La coppia Sara Errani/Jasmine Paolini arriva in finale nel doppio femminile perdendola con tanti rimpianti. Le italiane, numero 1 del seeding, hanno ceduto per 76(0) 61 alla coppia numero due del tabellone, formata dalla ceca Katerina Siniakova e dalla statunitense Taylor Townsend. Due set-point mancati, l’interruzione per pioggia di quasi tre ore cambia il trend di una partita molto complicata per le nostre due eroine. Tie-break del primo parziale perso con un netto 7-0 e poi un secondo set drasticamente compromesso da un doppio break che fiacca ogni speranza di ripresa.

Simone Bolelli e Andrea Vavassori conquistano al Miami Open il loro primo Masters 1000 di doppio maschile che ha il sapore delle svolte vere per la coppia italiana.

Sul cemento caldo e insidioso della Florida, gli azzurri hanno costruito un successo che va oltre il trofeo: è la certificazione di una crescita continua, di un’intesa diventata ormai naturale e di un’identità di gioco sempre più riconoscibile. La loro è una coppia moderna, capace di unire solidità da fondo e presenza a rete, alternando geometrie classiche del doppio a soluzioni più aggressive.

A Miami hanno mostrato maturità nei momenti chiave: gestione dei punti decisivi, freddezza nei tie-break e capacità di adattarsi alle condizioni lente e umide del torneo. Non solo talento, ma anche lettura della partita, comunicazione costante e fiducia reciproca.

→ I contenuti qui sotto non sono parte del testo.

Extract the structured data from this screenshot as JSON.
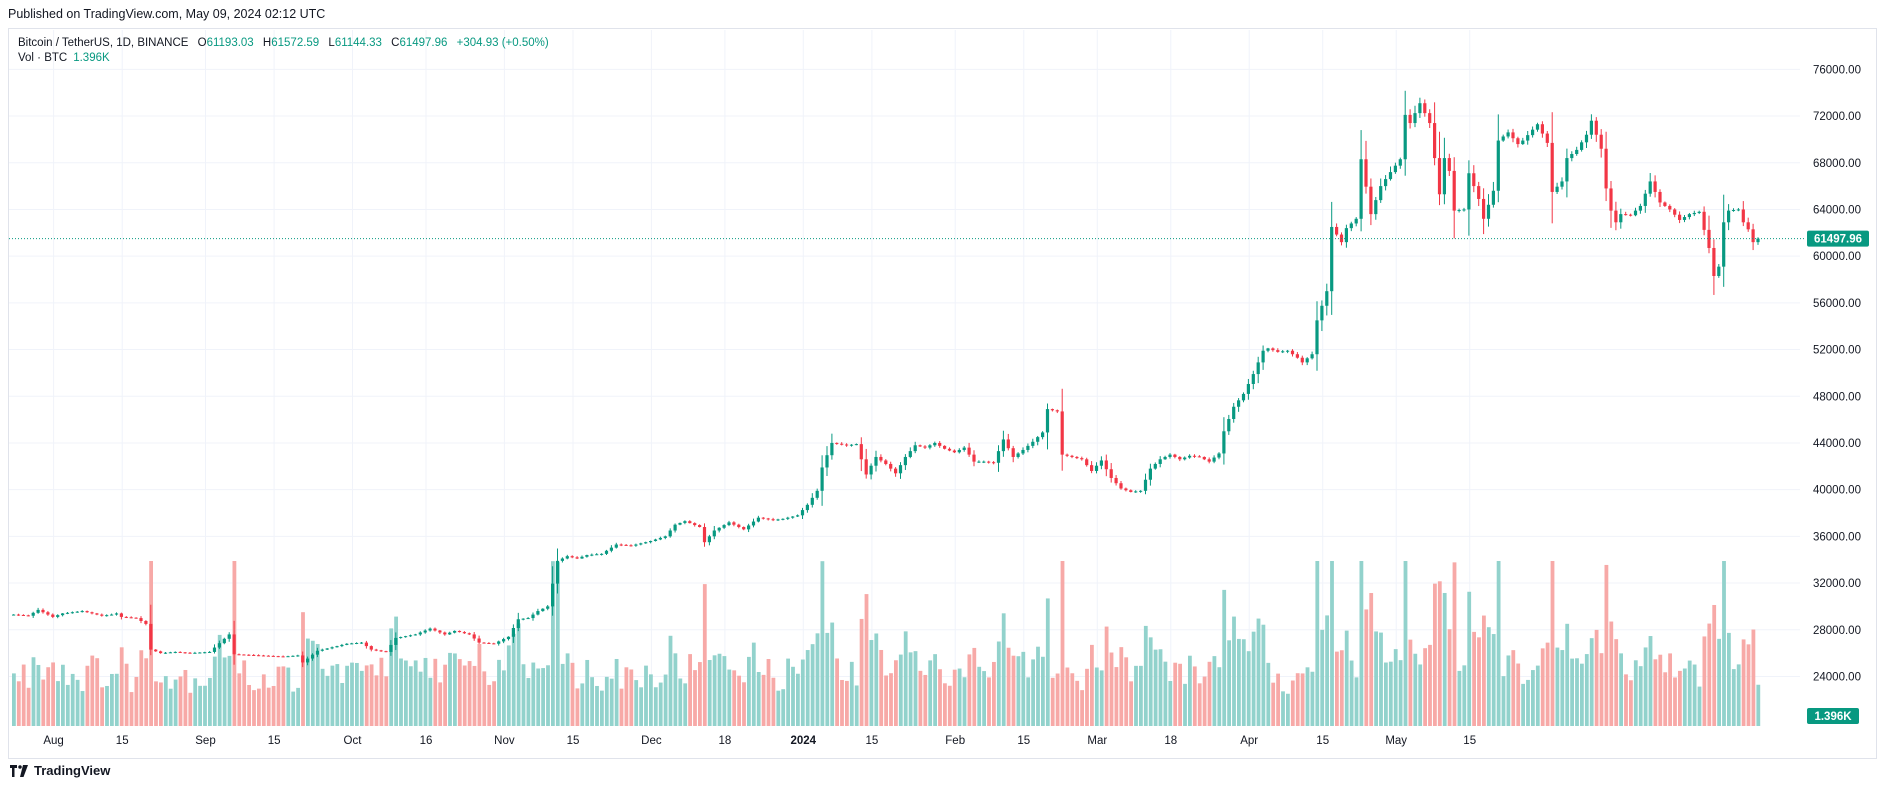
{
  "header": {
    "published": "Published on TradingView.com, May 09, 2024 02:12 UTC"
  },
  "legend": {
    "symbol": "Bitcoin / TetherUS, 1D, BINANCE",
    "o_label": "O",
    "o_value": "61193.03",
    "h_label": "H",
    "h_value": "61572.59",
    "l_label": "L",
    "l_value": "61144.33",
    "c_label": "C",
    "c_value": "61497.96",
    "change": "+304.93 (+0.50%)"
  },
  "vol_legend": {
    "label": "Vol · BTC",
    "value": "1.396K"
  },
  "footer": {
    "brand": "TradingView"
  },
  "colors": {
    "up": "#089981",
    "down": "#f23645",
    "vol_up": "#92d2cc",
    "vol_down": "#f7a9a7",
    "grid": "#f0f3fa"
  },
  "chart_data": {
    "type": "candlestick",
    "symbol": "BTCUSDT",
    "interval": "1D",
    "x": [
      "Aug",
      "15",
      "Sep",
      "15",
      "Oct",
      "16",
      "Nov",
      "15",
      "Dec",
      "18",
      "2024",
      "15",
      "Feb",
      "15",
      "Mar",
      "18",
      "Apr",
      "15",
      "May",
      "15"
    ],
    "y_ticks": [
      "76000.00",
      "72000.00",
      "68000.00",
      "64000.00",
      "60000.00",
      "56000.00",
      "52000.00",
      "48000.00",
      "44000.00",
      "40000.00",
      "36000.00",
      "32000.00",
      "28000.00",
      "24000.00"
    ],
    "ylim": [
      22000,
      78000
    ],
    "last_price_label": "61497.96",
    "volume_label": "1.396K",
    "close_anchors": [
      [
        0,
        29300
      ],
      [
        3,
        29200
      ],
      [
        5,
        29700
      ],
      [
        8,
        29100
      ],
      [
        10,
        29400
      ],
      [
        12,
        29500
      ],
      [
        14,
        29600
      ],
      [
        16,
        29400
      ],
      [
        18,
        29200
      ],
      [
        20,
        29300
      ],
      [
        21,
        29400
      ],
      [
        22,
        29100
      ],
      [
        25,
        29000
      ],
      [
        27,
        28500
      ],
      [
        28,
        26300
      ],
      [
        30,
        26000
      ],
      [
        33,
        26100
      ],
      [
        36,
        26000
      ],
      [
        40,
        26100
      ],
      [
        44,
        27600
      ],
      [
        45,
        25900
      ],
      [
        50,
        25800
      ],
      [
        55,
        25700
      ],
      [
        58,
        25800
      ],
      [
        59,
        25200
      ],
      [
        62,
        26200
      ],
      [
        65,
        26500
      ],
      [
        68,
        26800
      ],
      [
        71,
        26900
      ],
      [
        73,
        26300
      ],
      [
        76,
        26100
      ],
      [
        78,
        27300
      ],
      [
        82,
        27600
      ],
      [
        85,
        28100
      ],
      [
        88,
        27600
      ],
      [
        90,
        27900
      ],
      [
        93,
        27600
      ],
      [
        95,
        26900
      ],
      [
        98,
        26800
      ],
      [
        101,
        27400
      ],
      [
        103,
        28900
      ],
      [
        105,
        29000
      ],
      [
        107,
        29600
      ],
      [
        109,
        30000
      ],
      [
        111,
        33900
      ],
      [
        113,
        34300
      ],
      [
        115,
        34100
      ],
      [
        117,
        34400
      ],
      [
        120,
        34500
      ],
      [
        123,
        35300
      ],
      [
        126,
        35200
      ],
      [
        130,
        35600
      ],
      [
        133,
        36000
      ],
      [
        135,
        37000
      ],
      [
        137,
        37300
      ],
      [
        140,
        36800
      ],
      [
        141,
        35500
      ],
      [
        143,
        36500
      ],
      [
        146,
        37200
      ],
      [
        149,
        36600
      ],
      [
        152,
        37600
      ],
      [
        155,
        37400
      ],
      [
        157,
        37500
      ],
      [
        160,
        37800
      ],
      [
        162,
        38700
      ],
      [
        164,
        39900
      ],
      [
        165,
        41900
      ],
      [
        167,
        44000
      ],
      [
        170,
        43800
      ],
      [
        172,
        43900
      ],
      [
        174,
        41300
      ],
      [
        176,
        42800
      ],
      [
        178,
        42200
      ],
      [
        180,
        41400
      ],
      [
        182,
        42800
      ],
      [
        184,
        43800
      ],
      [
        186,
        43600
      ],
      [
        188,
        44000
      ],
      [
        190,
        43500
      ],
      [
        192,
        43200
      ],
      [
        194,
        43600
      ],
      [
        196,
        42400
      ],
      [
        198,
        42400
      ],
      [
        200,
        42300
      ],
      [
        202,
        44300
      ],
      [
        204,
        42800
      ],
      [
        206,
        43400
      ],
      [
        208,
        44100
      ],
      [
        210,
        44900
      ],
      [
        211,
        46900
      ],
      [
        213,
        46700
      ],
      [
        214,
        43000
      ],
      [
        216,
        42800
      ],
      [
        218,
        42600
      ],
      [
        220,
        41600
      ],
      [
        222,
        42500
      ],
      [
        224,
        41000
      ],
      [
        226,
        40100
      ],
      [
        228,
        39800
      ],
      [
        230,
        39900
      ],
      [
        232,
        41800
      ],
      [
        234,
        42600
      ],
      [
        236,
        43000
      ],
      [
        238,
        42600
      ],
      [
        240,
        42900
      ],
      [
        242,
        42800
      ],
      [
        244,
        42400
      ],
      [
        246,
        43100
      ],
      [
        247,
        45000
      ],
      [
        249,
        47100
      ],
      [
        251,
        48200
      ],
      [
        253,
        49900
      ],
      [
        255,
        51900
      ],
      [
        256,
        52100
      ],
      [
        258,
        51800
      ],
      [
        260,
        51900
      ],
      [
        262,
        51300
      ],
      [
        263,
        50900
      ],
      [
        265,
        51600
      ],
      [
        266,
        54500
      ],
      [
        268,
        57000
      ],
      [
        269,
        62500
      ],
      [
        271,
        61200
      ],
      [
        272,
        62400
      ],
      [
        274,
        63200
      ],
      [
        275,
        68300
      ],
      [
        277,
        63600
      ],
      [
        279,
        66000
      ],
      [
        281,
        67200
      ],
      [
        283,
        68300
      ],
      [
        284,
        72100
      ],
      [
        285,
        71400
      ],
      [
        287,
        73100
      ],
      [
        289,
        71400
      ],
      [
        290,
        68400
      ],
      [
        291,
        65300
      ],
      [
        292,
        68400
      ],
      [
        293,
        67300
      ],
      [
        294,
        63900
      ],
      [
        296,
        64000
      ],
      [
        297,
        67100
      ],
      [
        299,
        64900
      ],
      [
        300,
        63200
      ],
      [
        302,
        65600
      ],
      [
        303,
        69900
      ],
      [
        305,
        70600
      ],
      [
        307,
        69600
      ],
      [
        308,
        69900
      ],
      [
        311,
        71300
      ],
      [
        313,
        69700
      ],
      [
        314,
        65500
      ],
      [
        316,
        66400
      ],
      [
        317,
        68400
      ],
      [
        319,
        69100
      ],
      [
        321,
        70400
      ],
      [
        322,
        71600
      ],
      [
        324,
        69200
      ],
      [
        325,
        65800
      ],
      [
        326,
        63900
      ],
      [
        327,
        62900
      ],
      [
        328,
        63600
      ],
      [
        330,
        63500
      ],
      [
        332,
        64300
      ],
      [
        334,
        66400
      ],
      [
        336,
        64600
      ],
      [
        338,
        64000
      ],
      [
        340,
        63100
      ],
      [
        342,
        63600
      ],
      [
        344,
        63800
      ],
      [
        346,
        60700
      ],
      [
        347,
        58300
      ],
      [
        348,
        59100
      ],
      [
        349,
        62900
      ],
      [
        350,
        63900
      ],
      [
        352,
        64000
      ],
      [
        353,
        62900
      ],
      [
        354,
        62300
      ],
      [
        355,
        61200
      ],
      [
        356,
        61498
      ]
    ]
  }
}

Questo primo titolo “1000” non è un punto d’arrivo, ma un passaggio simbolico: Bolelli e Vavassori entrano definitivamente tra le coppie di riferimento del circuito, con la consapevolezza di poter competere e vincere ai massimi livelli.

Adesso si torna in Europa, è il lungo periodo della terra rossa che si apre con il Rolex Monte-Carlo Masters, dal 5 al 12 Aprile, per culminare con lo Slam del Roland Garros.